Assistant Professor at Parsons School of Design. Formerly director of the Master of Science in Data Visualization. I teach courses in data visualization, statistics, machine learning, data structures, and programming. My research interests include graphical perception and the visual display of uncertainty and measurement error. Previously a Research Associate at MDRC.
Although there are many statistical conventions for the mathematical expression of uncertainty in data, there are far fewer graphical methods and techniques. My research and practice seeks to explore new ways to render representations of uncertainty in data visualization and make connections to the fine arts. Many data visualizers ignore uncertainty, which has made it especially interesting for me and worthy of urgent pursuit. Without an expression of uncertainty, consumers of data visualization may interpret more confidence in the data than is warranted. My primary scholarship focuses on this problem, informed by my background and experiences as a statistical analyst, researcher, and technologist. With collaborators, I have recently presented this work at IEEE VIS in the Visual Arts Program in Berlin (2018), the American Association for Public Opinion Research in Denver (2018), and the European Survey Research Association in Lisbon (2017).

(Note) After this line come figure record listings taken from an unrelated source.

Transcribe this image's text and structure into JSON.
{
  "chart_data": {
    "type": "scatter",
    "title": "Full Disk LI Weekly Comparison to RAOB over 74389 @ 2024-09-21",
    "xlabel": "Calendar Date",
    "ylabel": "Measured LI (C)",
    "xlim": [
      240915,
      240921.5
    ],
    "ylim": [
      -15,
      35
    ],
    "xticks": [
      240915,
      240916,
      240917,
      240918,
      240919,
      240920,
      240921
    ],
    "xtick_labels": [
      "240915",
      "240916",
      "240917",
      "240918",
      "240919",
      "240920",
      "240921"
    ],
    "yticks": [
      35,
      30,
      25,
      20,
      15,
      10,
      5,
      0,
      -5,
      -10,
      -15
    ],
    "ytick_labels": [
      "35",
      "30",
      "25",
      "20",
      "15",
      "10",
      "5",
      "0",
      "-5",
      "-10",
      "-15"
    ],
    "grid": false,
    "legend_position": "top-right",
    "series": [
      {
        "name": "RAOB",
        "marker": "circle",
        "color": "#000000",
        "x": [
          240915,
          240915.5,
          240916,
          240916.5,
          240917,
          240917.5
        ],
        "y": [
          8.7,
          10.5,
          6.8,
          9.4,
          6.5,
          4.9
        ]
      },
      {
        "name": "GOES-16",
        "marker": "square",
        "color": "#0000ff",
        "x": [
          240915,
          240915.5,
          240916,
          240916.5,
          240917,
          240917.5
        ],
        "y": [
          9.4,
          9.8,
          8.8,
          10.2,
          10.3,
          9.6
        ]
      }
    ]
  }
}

At the interdisciplinary intersection of the arts and sciences, my courses address analytical methodologies (e.g., statistical analysis, natural language processing, data science) and command of technology and computing (e.g., database design, cluster computing, statistical computing). In every course I teach, methodological and technological rigor are cornerstones of an integrated design practice and important lenses for design critique. All my courses, regardless of domain, address data fluency, methodological rigor, computational sophistication, and a deep connection to art and design. I value harmony between mastery of skill and deep critical thinking. In the 20/21 academic year, I am teaching Data Structures and Machine Learning.
I was the inaugural director of the M.S. Data Visualization program at Parsons, 2015 to 2019. I led the working group in the Provost's office that proposed the program, developed the curriculum, and submitted for accreditation by the Middle States Association of Colleges and Schools and the National Association of Schools of Art and Design. I have delivered multiple talks and workshops, including engagements at South by Southwest, Visualized, and the Cannes Lions International Festival of Creativity. I currently sit on the committee for research, scholarship, and creative practice.